Powering The Facebook Card, Marqeta Raises $14M From Greylock Israel To Recreate The Starbucks Loyalty Card For Merchants

Marqeta, the startup that helps businesses nationwide attain the Starbucks loyalty Card “pay-in-advance for your coffee” model, is announcing $14 million in new funding from Greylock IL (an affiliate fund of Greylock Partners), Granite Ventures, new investor Commerce Ventures, and a number of leading new angel and unnamed strategic investors.

As mentioned above, Marqeta essentially allows merchants both large and small create a card with stored value, gift card value, loyalty value and additional rewards. Retailers get a gifting, loyalty, promotions, cash back offers, charitable donations and more.

The aim is to create a Starbucks-like card experience, where you could put any amount on a pre-paid card, for a merchant. The compelling part of Marqeta’s offering is that it can provide these pre-paid amounts from multiple retailers on one payment card or mobile app.

Additional use cases include a variety of marketing and rewards programs such as digitized employee rewards, corporate incentive payments and streamlined school donation campaigns that can sit on one consumer account and payments vehicle. Enterprises and merchants alike manage their accounts via a cloud-based portal.

The company is also announcing that is powering the recently launched Facebook Card, a way for people to give their friends gifts to places like Jamba Juice, Olive Garden, Sephora, and Target, all on one reusable gift card purchased from Facebook.

Last year Marqeta launched its own loyalty service in San Francisco. Instead of receiving points and product rewards, Marqeta merchants give consumers more money to spend in grocery, restaurants, dry cleaning and beyond. Marqeta also debuted a universal gifting feature with merchants including Jamba Juice, 1-800 Flowers and thousands of other online and brick and mortar retailers via a partnership with Discover.

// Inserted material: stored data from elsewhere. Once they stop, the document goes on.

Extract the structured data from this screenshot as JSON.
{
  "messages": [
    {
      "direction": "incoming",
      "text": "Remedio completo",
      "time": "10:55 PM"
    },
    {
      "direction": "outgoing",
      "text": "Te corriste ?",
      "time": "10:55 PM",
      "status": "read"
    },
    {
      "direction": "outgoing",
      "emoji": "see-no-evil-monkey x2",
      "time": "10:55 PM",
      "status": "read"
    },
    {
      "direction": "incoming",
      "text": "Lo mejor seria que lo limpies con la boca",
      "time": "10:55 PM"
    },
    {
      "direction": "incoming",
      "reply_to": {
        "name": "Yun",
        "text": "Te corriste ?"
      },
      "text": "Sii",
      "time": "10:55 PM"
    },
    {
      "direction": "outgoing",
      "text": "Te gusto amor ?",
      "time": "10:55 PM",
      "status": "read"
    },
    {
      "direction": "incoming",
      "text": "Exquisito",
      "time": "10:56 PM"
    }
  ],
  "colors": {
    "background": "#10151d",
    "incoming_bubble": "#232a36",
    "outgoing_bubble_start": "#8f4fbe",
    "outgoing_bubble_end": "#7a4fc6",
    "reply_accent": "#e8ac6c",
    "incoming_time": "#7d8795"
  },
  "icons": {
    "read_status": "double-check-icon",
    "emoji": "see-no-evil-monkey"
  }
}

Jason Gardner, Founder and CEO of Marqeta, explains that merchants generally don’t want to change their point of sale when adding a loyalty program, they want to use their existing infrastructure and form factor (i.e. credit cards); and they don’t want to have to retrain anyone in using the new loyalty systems. Marqeta satisfies all of these wants and needs, he says. Other customers include Target and Jamba Juice.

While other startups like Belly offer loyalty programs, Gardner contends that basic loyalty technologies don’t drive customers through the doors of merchants. What does push traffic into an establishment is if a customer already has money on a card and wants and can spend that money. And there is the possibility they could earn even more money by spending this money.

Gardner says that the new funding will be used towards investing in additional infrastructure, technology and hiring.